Table 3 displays the number of trainable parameters and multiplier–adder operations for each model, respectively. It is apparent that decreasing the input image size significantly reduces the computational complexity of AI models.
Table 4 lists their breakdown of memory usage results when 8-bit quantization is employed. As we reduce the size of input images, we observe a significant decrease in the required memory usage. In the next section, we will run experiments to the corresponding object classification results.
5. Conclusions and Future Works
One of the key challenges in robot vacuum cleaners is to develop lightweight AI models that enable the robot vacuum to effectively navigate and clean environments while using limited computational resources and memory. Lightweight AI models are easier to deploy and update in resource-limited devices, as they require less storage space and bandwidth. In this work, we propose low-bitwidth strong non-uniform quantization and use input image downsizing techniques to address the above challenge. The proposed strong non-uniform weight quantization provides the flexibility to allocate bits based on the weight distribution. It enables data-driven bit allocation schemes that adaptively assign more bits to important weights and fewer bits to less important ones. This adaptability helps to maximize the classification accuracy while maintaining a low bitwidth. Experimental results show that the proposed AI model can achieve comparable classification accuracy around 93%, while also reducing the memory footprint by a factor of 2. By adjusting the training image size and using low bitwidth non-uniform quantization, it is feasible to build an AI model that fits with a memory budget of 0.78 MB (that is a 20-fold memory reduction) and retains classification accuracy above 90%. Therefore, our proposed AI models may fit better into the available memory on robot vacuum cleaners, without worrying about performance degradation or even crashes.

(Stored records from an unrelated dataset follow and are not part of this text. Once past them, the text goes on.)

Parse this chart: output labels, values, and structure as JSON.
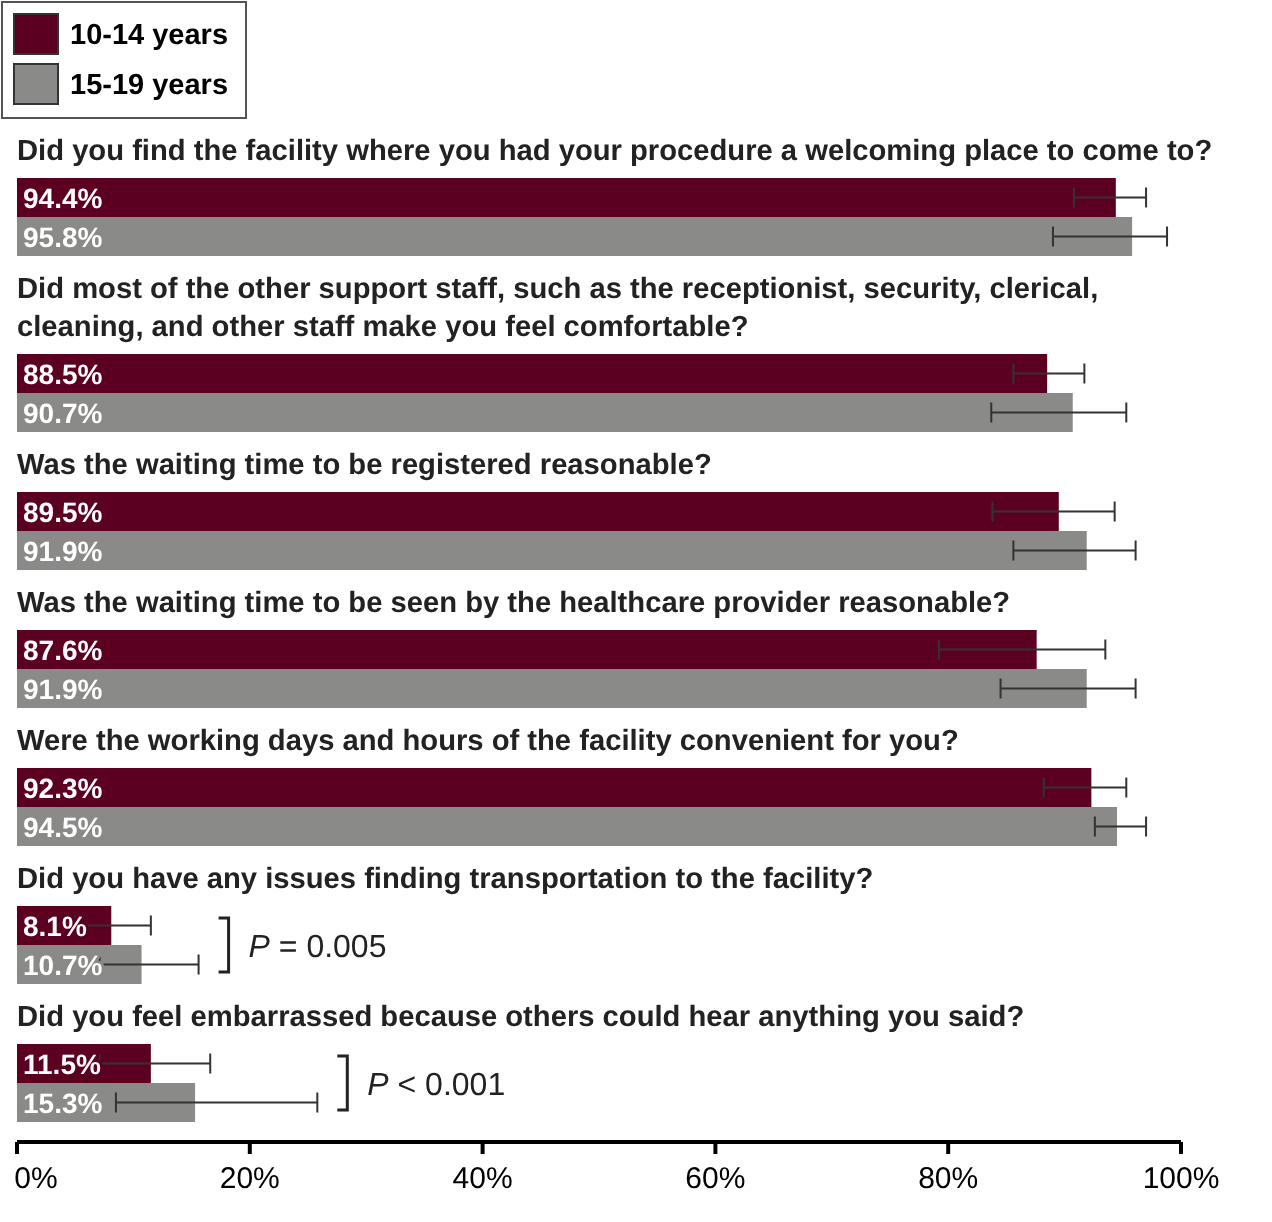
{
  "chart_data": {
    "type": "bar",
    "orientation": "horizontal",
    "categories": [
      "Did you find the facility where you had your procedure a welcoming place to come to?",
      "Did most of the other support staff, such as the receptionist, security, clerical, cleaning, and other staff make you feel comfortable?",
      "Was the waiting time to be registered reasonable?",
      "Was the waiting time to be seen by the healthcare provider reasonable?",
      "Were the working days and hours of the facility convenient for you?",
      "Did you have any issues finding transportation to the facility?",
      "Did you feel embarrassed because others could hear anything you said?"
    ],
    "series": [
      {
        "name": "10-14 years",
        "color": "#5c0022",
        "values": [
          94.4,
          88.5,
          89.5,
          87.6,
          92.3,
          8.1,
          11.5
        ],
        "value_labels": [
          "94.4%",
          "88.5%",
          "89.5%",
          "87.6%",
          "92.3%",
          "8.1%",
          "11.5%"
        ],
        "errors": [
          [
            90.8,
            97.0
          ],
          [
            85.6,
            91.7
          ],
          [
            83.8,
            94.3
          ],
          [
            79.2,
            93.5
          ],
          [
            88.2,
            95.3
          ],
          [
            5.0,
            11.5
          ],
          [
            7.1,
            16.6
          ]
        ]
      },
      {
        "name": "15-19 years",
        "color": "#8a8a88",
        "values": [
          95.8,
          90.7,
          91.9,
          91.9,
          94.5,
          10.7,
          15.3
        ],
        "value_labels": [
          "95.8%",
          "90.7%",
          "91.9%",
          "91.9%",
          "94.5%",
          "10.7%",
          "15.3%"
        ],
        "errors": [
          [
            89.0,
            98.8
          ],
          [
            83.7,
            95.3
          ],
          [
            85.6,
            96.1
          ],
          [
            84.5,
            96.1
          ],
          [
            92.6,
            97.0
          ],
          [
            7.1,
            15.6
          ],
          [
            8.5,
            25.8
          ]
        ]
      }
    ],
    "xlim": [
      0,
      100
    ],
    "xticks": [
      {
        "value": 0,
        "label": "0%"
      },
      {
        "value": 20,
        "label": "20%"
      },
      {
        "value": 40,
        "label": "40%"
      },
      {
        "value": 60,
        "label": "60%"
      },
      {
        "value": 80,
        "label": "80%"
      },
      {
        "value": 100,
        "label": "100%"
      }
    ],
    "annotations": [
      "P = 0.005",
      "P < 0.001"
    ],
    "legend": "top left",
    "grid": false
  }
}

One area of future work is to investigate the impact of different quantization schemes on AI model performance. While strong non-uniform quantization has shown promising results, there may be other quantization schemes that could achieve even better performance or memory reduction. There may exist an optimal quantization technique for each individual network layer of AI models. It is interesting to explore how non-uniform quantization could be combined with other techniques, such as network pruning or knowledge distillation, to create even more efficient and accurate AI models.

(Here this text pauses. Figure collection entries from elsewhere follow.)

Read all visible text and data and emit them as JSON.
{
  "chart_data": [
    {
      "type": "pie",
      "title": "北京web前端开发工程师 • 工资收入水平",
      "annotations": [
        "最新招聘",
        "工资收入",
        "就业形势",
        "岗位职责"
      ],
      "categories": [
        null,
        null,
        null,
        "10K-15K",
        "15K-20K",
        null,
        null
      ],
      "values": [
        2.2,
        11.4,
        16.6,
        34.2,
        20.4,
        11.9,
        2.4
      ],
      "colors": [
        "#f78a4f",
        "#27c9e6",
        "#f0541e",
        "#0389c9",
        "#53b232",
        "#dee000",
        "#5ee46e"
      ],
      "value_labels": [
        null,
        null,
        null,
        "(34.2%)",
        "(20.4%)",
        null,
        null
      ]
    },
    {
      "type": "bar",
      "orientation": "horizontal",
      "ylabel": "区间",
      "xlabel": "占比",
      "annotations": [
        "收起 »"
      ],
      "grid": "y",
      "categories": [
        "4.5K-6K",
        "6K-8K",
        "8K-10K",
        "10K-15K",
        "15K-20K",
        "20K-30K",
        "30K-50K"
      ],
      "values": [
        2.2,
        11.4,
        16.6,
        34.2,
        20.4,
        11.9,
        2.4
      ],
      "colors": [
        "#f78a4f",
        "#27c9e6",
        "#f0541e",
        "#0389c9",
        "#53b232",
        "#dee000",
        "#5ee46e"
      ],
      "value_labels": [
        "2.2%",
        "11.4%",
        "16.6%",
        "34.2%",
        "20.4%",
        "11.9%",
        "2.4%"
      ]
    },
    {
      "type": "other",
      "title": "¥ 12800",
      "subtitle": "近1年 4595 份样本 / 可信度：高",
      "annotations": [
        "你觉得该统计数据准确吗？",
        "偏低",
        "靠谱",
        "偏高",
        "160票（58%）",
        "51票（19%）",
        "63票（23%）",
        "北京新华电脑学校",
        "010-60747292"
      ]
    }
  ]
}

Right now, we provide simulation results using PyTorch Platform on GPU machines for fast evaluation and assessment. The PyTorch Platform reports the memory usage information and object classification accuracy. This is a typical way for machine learning researchers to evaluate new quantization methods. Our proposed model can be applied to the real world (i.e., integration the trained AI model within a robotic vacuum cleaner) with the technical support of robotic vacuum manufacturers. Since it is a time-consuming process to negotiate and interact with interested robotic vacuum manufacturers, we have not implemented it in robotic vacuum cleaners now. We will continue to make efforts to apply our developed AI model to the real world.